Napoli, ‘blitz’ degli agenti nella camera di albergo di Emilio Fede

Napoli, ‘blitz’ degli agenti nella camera di albergo di Emilio Fede

Due agenti si sono recati alle quattro del mattino nella camera di albergo di Emilio Fede, che si trovava a Napoli per i funerali della moglie.

Nuova disavventura per Emilio Fede, che si era recato a Napoli per i funerali della moglie Diana de Feo: il giornalista ha dovuto fare i conti con un ‘blitz’ di due agenti della questura di Napoli che si sono presentati nella sua camera d’albergo per controllare i documenti e i permessi. Ricordiamo infatti che Emilio Fede è agli arresti domiciliari, quindi il suo trasferimento a Napoli doveva essere regolarmente validato dal Tribunale di Sorveglianza di Milano.

Il ‘blitz’ degli agenti nella camera d’albergo di Emilio Fede, a Napoli per i funerali della moglie

La notizia è stata pubblicata da Il Roma e ripresa da Il Riformista. Alle quattro del mattino, due agenti della questura di Napoli si sono presentati davanti alla camera d’albergo nella quale si trovava Emilio Fede, che si era recato a Napoli per i funerali della moglie Diana de Feo, morta all’età di ottantaquattro anni. Gli agenti sono intervenuti per controllare che il trasferimento di Fede a Napoli fosse stato effettivamente autorizzato dal Tribunale di Sorveglianza di Milano.

Emilio Fede

Fede, “Ma in che paese siamo? Non ho parole”

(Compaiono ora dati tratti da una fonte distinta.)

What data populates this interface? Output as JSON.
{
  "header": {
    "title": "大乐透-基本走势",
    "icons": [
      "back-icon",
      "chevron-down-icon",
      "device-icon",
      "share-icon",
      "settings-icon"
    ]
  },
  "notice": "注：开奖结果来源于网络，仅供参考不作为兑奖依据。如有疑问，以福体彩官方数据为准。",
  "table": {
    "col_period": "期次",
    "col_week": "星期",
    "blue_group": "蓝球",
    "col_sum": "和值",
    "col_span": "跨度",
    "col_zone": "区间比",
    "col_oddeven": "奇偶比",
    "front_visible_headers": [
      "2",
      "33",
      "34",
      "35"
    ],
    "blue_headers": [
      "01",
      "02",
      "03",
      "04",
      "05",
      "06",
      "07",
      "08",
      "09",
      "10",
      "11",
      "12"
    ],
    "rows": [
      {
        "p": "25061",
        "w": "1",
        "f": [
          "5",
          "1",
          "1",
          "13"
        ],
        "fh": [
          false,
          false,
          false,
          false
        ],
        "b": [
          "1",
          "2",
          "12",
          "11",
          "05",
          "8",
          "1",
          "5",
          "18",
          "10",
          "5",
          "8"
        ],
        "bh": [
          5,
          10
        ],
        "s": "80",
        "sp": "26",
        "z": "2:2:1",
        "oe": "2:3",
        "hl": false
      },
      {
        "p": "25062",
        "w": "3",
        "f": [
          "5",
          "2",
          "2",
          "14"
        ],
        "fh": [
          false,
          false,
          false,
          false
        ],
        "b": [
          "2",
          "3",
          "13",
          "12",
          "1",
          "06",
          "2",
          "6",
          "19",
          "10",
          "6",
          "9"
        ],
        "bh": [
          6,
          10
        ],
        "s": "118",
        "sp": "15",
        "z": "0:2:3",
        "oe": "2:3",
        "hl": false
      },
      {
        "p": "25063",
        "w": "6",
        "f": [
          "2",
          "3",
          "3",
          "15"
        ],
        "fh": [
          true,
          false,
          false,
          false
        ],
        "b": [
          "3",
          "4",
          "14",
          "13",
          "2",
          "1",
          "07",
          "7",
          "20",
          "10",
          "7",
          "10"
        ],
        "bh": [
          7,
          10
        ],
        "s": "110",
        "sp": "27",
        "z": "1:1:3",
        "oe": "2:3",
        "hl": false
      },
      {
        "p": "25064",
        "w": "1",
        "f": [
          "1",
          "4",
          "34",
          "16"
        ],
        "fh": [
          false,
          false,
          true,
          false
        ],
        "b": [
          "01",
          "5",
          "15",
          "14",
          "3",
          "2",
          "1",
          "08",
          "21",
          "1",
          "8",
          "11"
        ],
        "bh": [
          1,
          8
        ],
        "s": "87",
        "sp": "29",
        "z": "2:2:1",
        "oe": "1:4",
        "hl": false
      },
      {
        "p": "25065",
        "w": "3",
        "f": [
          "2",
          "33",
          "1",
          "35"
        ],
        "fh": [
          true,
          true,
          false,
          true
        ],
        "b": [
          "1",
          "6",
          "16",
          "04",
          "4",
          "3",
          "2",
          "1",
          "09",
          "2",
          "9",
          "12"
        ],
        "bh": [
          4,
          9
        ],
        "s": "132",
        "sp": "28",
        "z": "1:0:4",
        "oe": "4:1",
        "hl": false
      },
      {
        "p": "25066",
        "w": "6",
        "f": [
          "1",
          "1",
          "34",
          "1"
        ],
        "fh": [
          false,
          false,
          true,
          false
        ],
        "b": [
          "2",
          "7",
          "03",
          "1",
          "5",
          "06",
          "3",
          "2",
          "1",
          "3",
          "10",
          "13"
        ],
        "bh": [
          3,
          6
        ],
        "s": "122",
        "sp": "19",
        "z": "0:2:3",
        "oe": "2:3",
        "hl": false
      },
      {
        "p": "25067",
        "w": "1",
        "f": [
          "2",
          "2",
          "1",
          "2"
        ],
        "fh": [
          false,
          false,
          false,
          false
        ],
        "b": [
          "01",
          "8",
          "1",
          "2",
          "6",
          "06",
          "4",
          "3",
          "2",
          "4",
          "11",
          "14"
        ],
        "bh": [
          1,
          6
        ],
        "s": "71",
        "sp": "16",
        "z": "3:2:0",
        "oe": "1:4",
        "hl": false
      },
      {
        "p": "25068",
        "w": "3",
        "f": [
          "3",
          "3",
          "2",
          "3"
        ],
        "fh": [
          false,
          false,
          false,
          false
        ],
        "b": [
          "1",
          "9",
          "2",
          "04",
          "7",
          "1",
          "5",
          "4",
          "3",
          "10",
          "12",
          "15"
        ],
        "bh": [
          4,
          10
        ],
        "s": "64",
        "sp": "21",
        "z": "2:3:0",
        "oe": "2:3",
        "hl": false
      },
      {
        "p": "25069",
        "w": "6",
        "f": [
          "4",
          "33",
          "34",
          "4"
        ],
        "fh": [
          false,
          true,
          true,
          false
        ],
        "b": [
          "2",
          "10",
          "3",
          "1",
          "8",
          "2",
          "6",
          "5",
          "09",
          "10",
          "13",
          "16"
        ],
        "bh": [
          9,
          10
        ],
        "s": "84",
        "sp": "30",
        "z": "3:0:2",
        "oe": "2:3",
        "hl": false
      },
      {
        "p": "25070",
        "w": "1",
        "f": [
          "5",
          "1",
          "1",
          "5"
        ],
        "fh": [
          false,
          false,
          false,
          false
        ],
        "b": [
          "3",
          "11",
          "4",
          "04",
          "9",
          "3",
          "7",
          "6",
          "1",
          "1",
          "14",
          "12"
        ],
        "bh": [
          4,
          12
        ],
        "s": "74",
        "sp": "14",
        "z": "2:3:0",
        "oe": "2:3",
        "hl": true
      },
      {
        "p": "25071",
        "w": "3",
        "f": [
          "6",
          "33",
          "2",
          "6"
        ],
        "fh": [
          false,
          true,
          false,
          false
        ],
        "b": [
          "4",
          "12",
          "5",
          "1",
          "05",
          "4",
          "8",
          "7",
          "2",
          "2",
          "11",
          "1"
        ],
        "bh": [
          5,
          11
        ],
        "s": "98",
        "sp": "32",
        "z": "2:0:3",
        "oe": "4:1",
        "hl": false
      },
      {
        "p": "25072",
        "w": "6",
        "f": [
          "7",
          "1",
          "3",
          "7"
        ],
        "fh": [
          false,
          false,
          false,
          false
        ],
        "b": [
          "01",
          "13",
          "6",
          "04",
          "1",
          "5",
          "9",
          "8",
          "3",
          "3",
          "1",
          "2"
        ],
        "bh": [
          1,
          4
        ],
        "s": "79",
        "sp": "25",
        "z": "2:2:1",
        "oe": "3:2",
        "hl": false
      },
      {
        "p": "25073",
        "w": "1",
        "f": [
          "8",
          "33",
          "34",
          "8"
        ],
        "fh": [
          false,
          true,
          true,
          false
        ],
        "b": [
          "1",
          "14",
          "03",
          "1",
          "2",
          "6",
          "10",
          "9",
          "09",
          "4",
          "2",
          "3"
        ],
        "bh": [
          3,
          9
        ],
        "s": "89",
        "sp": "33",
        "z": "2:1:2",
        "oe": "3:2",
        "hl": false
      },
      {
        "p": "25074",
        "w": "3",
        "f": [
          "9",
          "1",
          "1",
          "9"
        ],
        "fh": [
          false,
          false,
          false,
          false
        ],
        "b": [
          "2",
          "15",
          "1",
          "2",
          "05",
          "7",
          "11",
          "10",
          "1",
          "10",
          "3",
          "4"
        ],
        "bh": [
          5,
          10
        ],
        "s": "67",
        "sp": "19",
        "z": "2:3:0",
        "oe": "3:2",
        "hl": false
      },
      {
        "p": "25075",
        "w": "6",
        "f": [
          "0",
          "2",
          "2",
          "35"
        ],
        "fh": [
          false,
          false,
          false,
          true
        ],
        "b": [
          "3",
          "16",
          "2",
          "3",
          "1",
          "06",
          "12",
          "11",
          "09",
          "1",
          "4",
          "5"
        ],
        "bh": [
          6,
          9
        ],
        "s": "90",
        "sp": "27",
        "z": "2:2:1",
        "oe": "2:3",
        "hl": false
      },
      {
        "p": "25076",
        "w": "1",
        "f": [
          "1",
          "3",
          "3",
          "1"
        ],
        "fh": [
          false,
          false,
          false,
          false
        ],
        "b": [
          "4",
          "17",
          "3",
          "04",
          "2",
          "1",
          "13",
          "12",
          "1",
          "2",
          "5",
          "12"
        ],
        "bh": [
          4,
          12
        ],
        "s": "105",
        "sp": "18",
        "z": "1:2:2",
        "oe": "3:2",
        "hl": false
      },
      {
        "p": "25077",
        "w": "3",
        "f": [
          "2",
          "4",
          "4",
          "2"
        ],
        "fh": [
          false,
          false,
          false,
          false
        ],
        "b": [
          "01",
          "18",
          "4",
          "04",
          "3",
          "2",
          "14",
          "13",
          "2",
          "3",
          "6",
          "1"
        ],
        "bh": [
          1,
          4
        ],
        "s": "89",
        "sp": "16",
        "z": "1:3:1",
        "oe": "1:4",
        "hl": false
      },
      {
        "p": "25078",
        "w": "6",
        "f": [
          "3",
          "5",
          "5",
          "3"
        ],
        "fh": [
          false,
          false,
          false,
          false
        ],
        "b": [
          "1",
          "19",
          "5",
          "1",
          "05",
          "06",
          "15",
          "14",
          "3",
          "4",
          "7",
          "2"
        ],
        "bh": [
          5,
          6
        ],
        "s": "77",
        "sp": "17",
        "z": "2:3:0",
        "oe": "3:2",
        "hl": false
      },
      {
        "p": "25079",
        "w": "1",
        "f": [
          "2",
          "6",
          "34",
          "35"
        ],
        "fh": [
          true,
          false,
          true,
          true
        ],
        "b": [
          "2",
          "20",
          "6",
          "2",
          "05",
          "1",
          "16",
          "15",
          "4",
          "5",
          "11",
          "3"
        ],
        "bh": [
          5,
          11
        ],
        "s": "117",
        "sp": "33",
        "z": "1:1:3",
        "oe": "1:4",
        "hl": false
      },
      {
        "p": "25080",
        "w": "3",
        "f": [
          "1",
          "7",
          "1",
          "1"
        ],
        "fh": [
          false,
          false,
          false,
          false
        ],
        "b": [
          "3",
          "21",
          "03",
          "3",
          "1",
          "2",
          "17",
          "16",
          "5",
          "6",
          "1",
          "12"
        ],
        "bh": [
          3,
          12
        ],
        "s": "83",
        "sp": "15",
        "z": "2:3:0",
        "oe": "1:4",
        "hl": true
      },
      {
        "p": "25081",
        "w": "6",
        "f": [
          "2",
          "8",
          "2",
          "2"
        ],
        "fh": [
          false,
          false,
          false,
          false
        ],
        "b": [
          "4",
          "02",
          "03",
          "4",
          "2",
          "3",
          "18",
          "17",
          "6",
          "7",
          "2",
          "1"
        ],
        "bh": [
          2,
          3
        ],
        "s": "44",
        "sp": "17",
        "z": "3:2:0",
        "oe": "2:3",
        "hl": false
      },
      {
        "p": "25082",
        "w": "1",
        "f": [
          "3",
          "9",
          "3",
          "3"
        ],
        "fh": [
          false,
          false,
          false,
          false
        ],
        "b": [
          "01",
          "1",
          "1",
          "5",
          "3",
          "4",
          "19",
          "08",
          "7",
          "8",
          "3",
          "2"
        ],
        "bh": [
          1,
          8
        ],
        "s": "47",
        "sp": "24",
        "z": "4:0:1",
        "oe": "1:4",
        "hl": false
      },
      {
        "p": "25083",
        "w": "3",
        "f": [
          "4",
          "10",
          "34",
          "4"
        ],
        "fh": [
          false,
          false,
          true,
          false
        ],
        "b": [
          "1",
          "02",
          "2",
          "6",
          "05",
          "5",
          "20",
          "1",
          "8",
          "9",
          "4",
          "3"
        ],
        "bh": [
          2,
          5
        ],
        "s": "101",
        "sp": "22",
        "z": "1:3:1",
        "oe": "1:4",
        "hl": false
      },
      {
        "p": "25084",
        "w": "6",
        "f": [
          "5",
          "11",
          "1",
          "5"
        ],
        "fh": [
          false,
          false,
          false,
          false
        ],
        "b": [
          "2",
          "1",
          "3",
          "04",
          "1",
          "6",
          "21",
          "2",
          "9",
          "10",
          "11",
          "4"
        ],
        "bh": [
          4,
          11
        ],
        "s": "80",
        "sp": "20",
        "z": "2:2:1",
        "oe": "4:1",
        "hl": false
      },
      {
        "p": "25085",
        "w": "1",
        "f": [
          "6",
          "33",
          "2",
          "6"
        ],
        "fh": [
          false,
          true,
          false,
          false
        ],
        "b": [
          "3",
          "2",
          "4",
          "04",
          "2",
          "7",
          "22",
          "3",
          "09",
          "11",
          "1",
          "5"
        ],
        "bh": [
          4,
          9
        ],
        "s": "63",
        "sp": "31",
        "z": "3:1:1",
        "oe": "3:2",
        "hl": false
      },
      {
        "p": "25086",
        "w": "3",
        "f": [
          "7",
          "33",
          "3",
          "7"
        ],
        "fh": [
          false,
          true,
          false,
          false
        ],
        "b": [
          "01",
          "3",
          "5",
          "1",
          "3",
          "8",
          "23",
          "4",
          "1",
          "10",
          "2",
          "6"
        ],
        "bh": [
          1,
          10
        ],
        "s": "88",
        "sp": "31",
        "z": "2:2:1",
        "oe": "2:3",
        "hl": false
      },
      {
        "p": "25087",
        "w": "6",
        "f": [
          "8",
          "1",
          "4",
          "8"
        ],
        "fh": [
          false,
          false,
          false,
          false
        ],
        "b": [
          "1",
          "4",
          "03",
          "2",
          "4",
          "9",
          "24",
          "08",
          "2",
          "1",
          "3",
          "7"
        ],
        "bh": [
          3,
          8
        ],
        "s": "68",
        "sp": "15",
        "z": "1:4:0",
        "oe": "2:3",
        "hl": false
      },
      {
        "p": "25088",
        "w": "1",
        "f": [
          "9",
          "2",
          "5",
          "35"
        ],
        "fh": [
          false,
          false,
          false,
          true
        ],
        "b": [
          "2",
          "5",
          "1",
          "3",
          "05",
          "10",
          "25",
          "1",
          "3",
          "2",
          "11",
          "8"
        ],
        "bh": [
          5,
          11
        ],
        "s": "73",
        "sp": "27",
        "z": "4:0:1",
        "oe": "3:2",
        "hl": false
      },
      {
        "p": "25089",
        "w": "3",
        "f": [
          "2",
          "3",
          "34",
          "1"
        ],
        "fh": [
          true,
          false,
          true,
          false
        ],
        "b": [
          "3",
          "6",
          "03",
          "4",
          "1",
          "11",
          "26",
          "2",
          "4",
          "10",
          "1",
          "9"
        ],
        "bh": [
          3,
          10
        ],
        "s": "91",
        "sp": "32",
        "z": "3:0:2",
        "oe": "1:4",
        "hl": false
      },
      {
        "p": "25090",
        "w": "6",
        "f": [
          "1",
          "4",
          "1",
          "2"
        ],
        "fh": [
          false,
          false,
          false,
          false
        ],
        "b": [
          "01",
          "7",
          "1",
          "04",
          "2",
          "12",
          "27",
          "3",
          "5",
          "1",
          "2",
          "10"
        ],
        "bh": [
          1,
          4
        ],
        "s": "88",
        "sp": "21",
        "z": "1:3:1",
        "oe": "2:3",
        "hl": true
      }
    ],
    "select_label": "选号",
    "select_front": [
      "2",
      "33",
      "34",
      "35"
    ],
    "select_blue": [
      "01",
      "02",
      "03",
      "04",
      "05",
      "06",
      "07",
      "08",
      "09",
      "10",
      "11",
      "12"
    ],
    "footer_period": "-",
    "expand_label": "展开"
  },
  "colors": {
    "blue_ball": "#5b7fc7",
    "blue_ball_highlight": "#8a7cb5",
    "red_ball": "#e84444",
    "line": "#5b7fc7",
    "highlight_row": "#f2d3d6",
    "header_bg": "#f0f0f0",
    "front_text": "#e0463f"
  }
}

È tutto vero. Non ho parole. Ma in che Paese siamo? Ero arrivato in auto mercoledì notte da Milano, dopo aver ricevuto tutte le autorizzazioni del caso per la mia posizione detentiva, per salutare e dare l’addio all’unico grande amore della mia vita, la mia Diana. Avevo poi preso parte ai funerali nella chiesa del Vomero e dopo un cena veloce con mia figlia ero rientrato in albergo, accompagnato dalla mia assistente, che mi aiuta in ogni momento della giornata, non essendo io più autonomo nei movimenti“, racconta Emilio Fede a Il Roma. “Era già capitato a dicembre la stessa cosa e sempre intorno alle quattro del mattino. Stessa scena, stessa storia. Ho cercato di spiegare che ero stato autorizzato regolarmente per gravi motivi di famiglia, ma solo dopo un meticoloso controllo dei documenti miei ma anche della mia collaboratrice, hanno lasciato la camera. Ancora una volta hanno voluto trattarmi come un boss“.